Hoy, al escuchar «Nothing Else Matters» de Metallica (¿la mejor balada de la historia?) tocada por mi hermano con la nueva guitarra de mi hija, me emocionaba. Es como si de repente se uniera tu pasado con tu presente y se dieran la mano. Perfecta sintonía.

«Duda. Sorpréndete. Sé rebelde. No te conformes. Lánzate. Arriesga. Di que no. Sonríe. Di por favor y gracias. Saluda siempre. Camina al lado, ni delante ni detrás. No mires nunca por encima del hombro. Sé humilde. No hagas nunca caso al que te diga que no puedes. Sí puedes. Recuérdalo. Sé firme en tus ideas. Decide por ti misma. Intenta ser justa. Trabaja la paciencia. Cuida y haz amigos. Por ese orden. No dejes de hacer nunca lo que te gusta. Tu hermana antes que nadie.»
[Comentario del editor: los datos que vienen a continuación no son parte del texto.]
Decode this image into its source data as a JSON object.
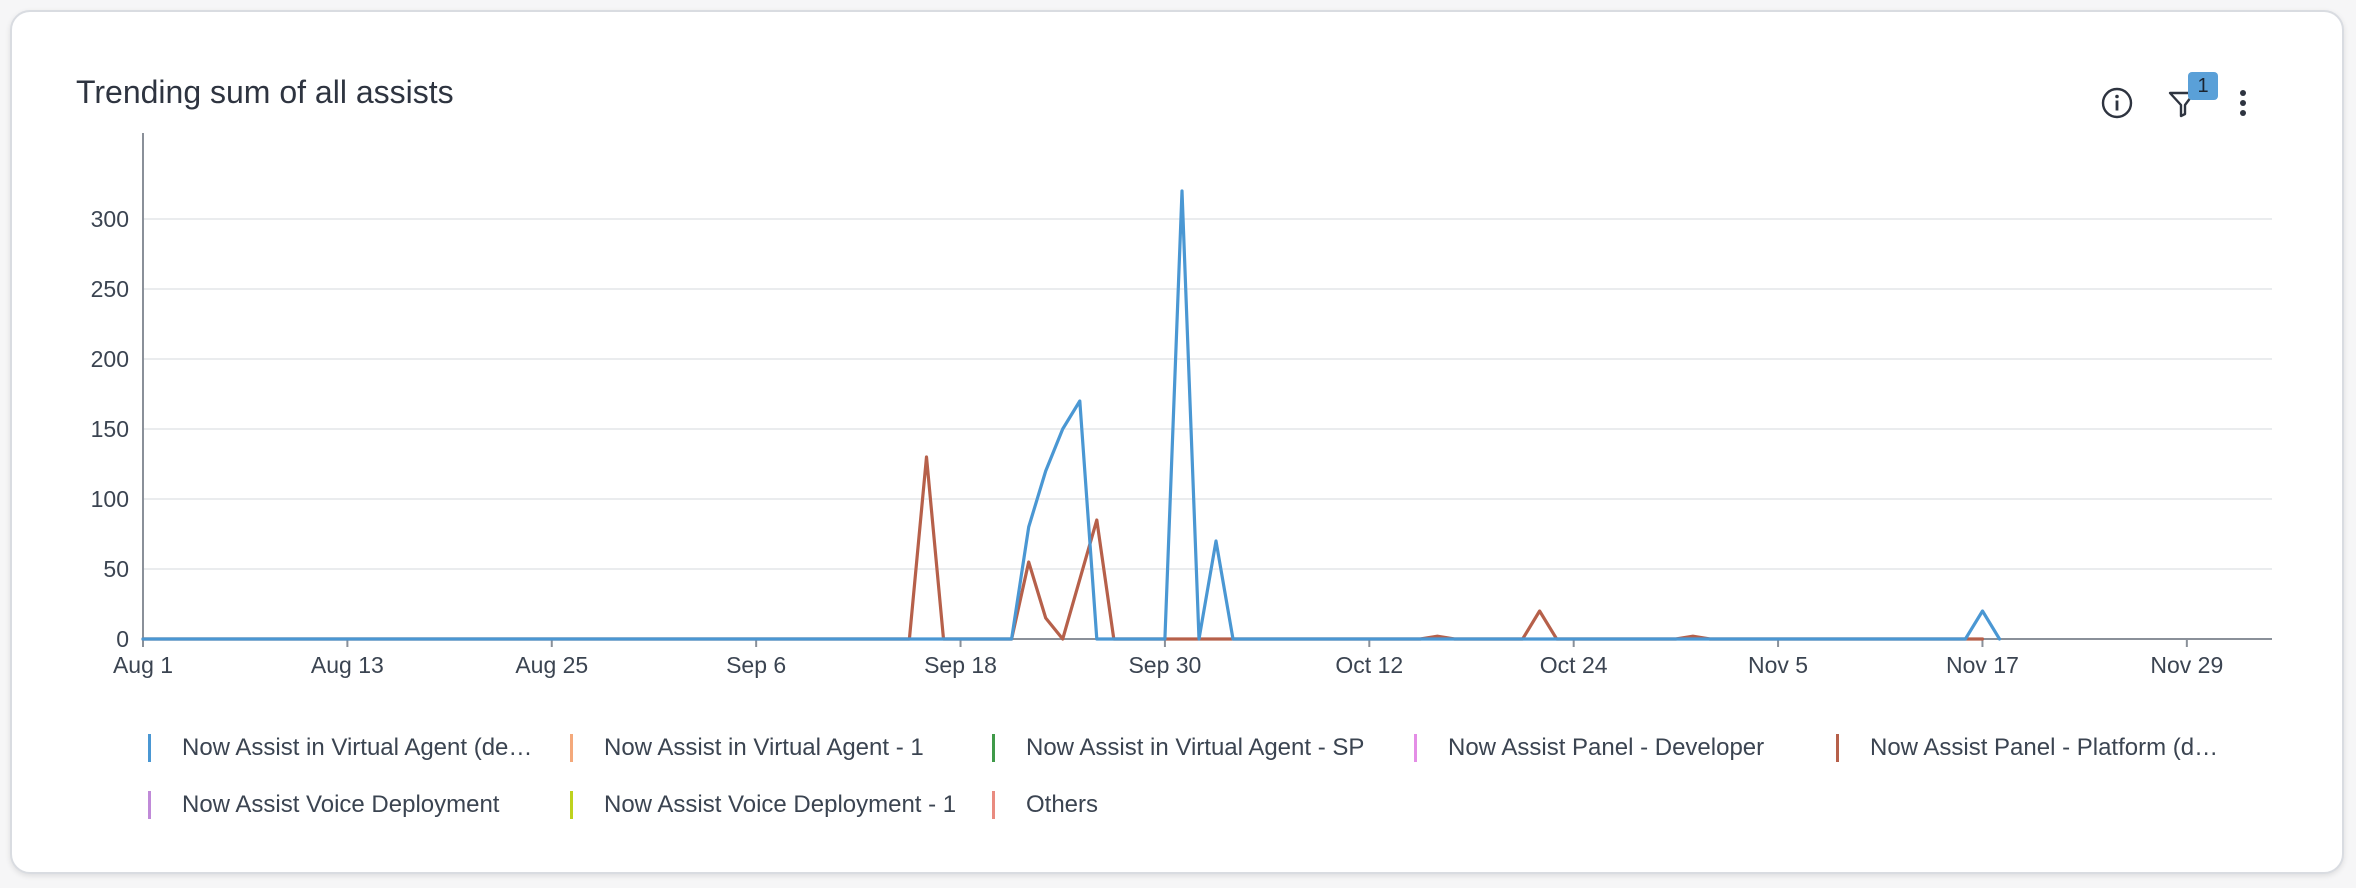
{
  "card": {
    "title": "Trending sum of all assists",
    "filter_count": "1"
  },
  "icons": {
    "info": "info-circle-icon",
    "filter": "filter-funnel-icon",
    "more": "more-vertical-icon"
  },
  "colors": {
    "axis": "#8a9099",
    "grid": "#e3e5e8",
    "tick_text": "#3b4451"
  },
  "chart_data": {
    "type": "line",
    "title": "Trending sum of all assists",
    "xlabel": "",
    "ylabel": "",
    "x_ticks": [
      "Aug 1",
      "Aug 13",
      "Aug 25",
      "Sep 6",
      "Sep 18",
      "Sep 30",
      "Oct 12",
      "Oct 24",
      "Nov 5",
      "Nov 17",
      "Nov 29"
    ],
    "y_ticks": [
      "0",
      "50",
      "100",
      "150",
      "200",
      "250",
      "300"
    ],
    "ylim": [
      0,
      330
    ],
    "xlim": [
      "Aug 1",
      "Dec 4"
    ],
    "grid": true,
    "legend_position": "bottom",
    "series": [
      {
        "name": "Now Assist in Virtual Agent (de…",
        "color": "#4a97d3",
        "points": [
          [
            "Aug 1",
            0
          ],
          [
            "Sep 21",
            0
          ],
          [
            "Sep 22",
            80
          ],
          [
            "Sep 23",
            120
          ],
          [
            "Sep 24",
            150
          ],
          [
            "Sep 25",
            170
          ],
          [
            "Sep 26",
            0
          ],
          [
            "Sep 30",
            0
          ],
          [
            "Oct 1",
            320
          ],
          [
            "Oct 2",
            0
          ],
          [
            "Oct 3",
            70
          ],
          [
            "Oct 4",
            0
          ],
          [
            "Nov 16",
            0
          ],
          [
            "Nov 17",
            20
          ],
          [
            "Nov 18",
            0
          ]
        ]
      },
      {
        "name": "Now Assist in Virtual Agent - 1",
        "color": "#f4a97b",
        "points": []
      },
      {
        "name": "Now Assist in Virtual Agent - SP",
        "color": "#3f9a49",
        "points": []
      },
      {
        "name": "Now Assist Panel - Developer",
        "color": "#e48ee6",
        "points": []
      },
      {
        "name": "Now Assist Panel - Platform (d…",
        "color": "#b6604a",
        "points": [
          [
            "Aug 1",
            0
          ],
          [
            "Sep 15",
            0
          ],
          [
            "Sep 16",
            130
          ],
          [
            "Sep 17",
            0
          ],
          [
            "Sep 21",
            0
          ],
          [
            "Sep 22",
            55
          ],
          [
            "Sep 23",
            15
          ],
          [
            "Sep 24",
            0
          ],
          [
            "Sep 26",
            85
          ],
          [
            "Sep 27",
            0
          ],
          [
            "Oct 15",
            0
          ],
          [
            "Oct 16",
            2
          ],
          [
            "Oct 17",
            0
          ],
          [
            "Oct 21",
            0
          ],
          [
            "Oct 22",
            20
          ],
          [
            "Oct 23",
            0
          ],
          [
            "Oct 30",
            0
          ],
          [
            "Oct 31",
            2
          ],
          [
            "Nov 1",
            0
          ],
          [
            "Nov 17",
            0
          ]
        ]
      },
      {
        "name": "Now Assist Voice Deployment",
        "color": "#c08ad8",
        "points": []
      },
      {
        "name": "Now Assist Voice Deployment - 1",
        "color": "#bed21e",
        "points": []
      },
      {
        "name": "Others",
        "color": "#e98b80",
        "points": []
      }
    ]
  }
}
Esto es lo que me nacía escribirle a mi hija el día que hacía 8 años. Añadiría «Piensa en ti«, eso que tantas veces se nos olvida. 8 años de un aprendizaje diario y continuo, de la profesión más bonita del mundo, más exigente y que más inseguridades da. Ser madre, con todo, con lo que la vida te da y te quita. Ser madre sabiendo que ni eres perfecta ni falta que hace. E intentar serlo cada día soltando lastre, soltando miedos y sobre todo, soltando culpas.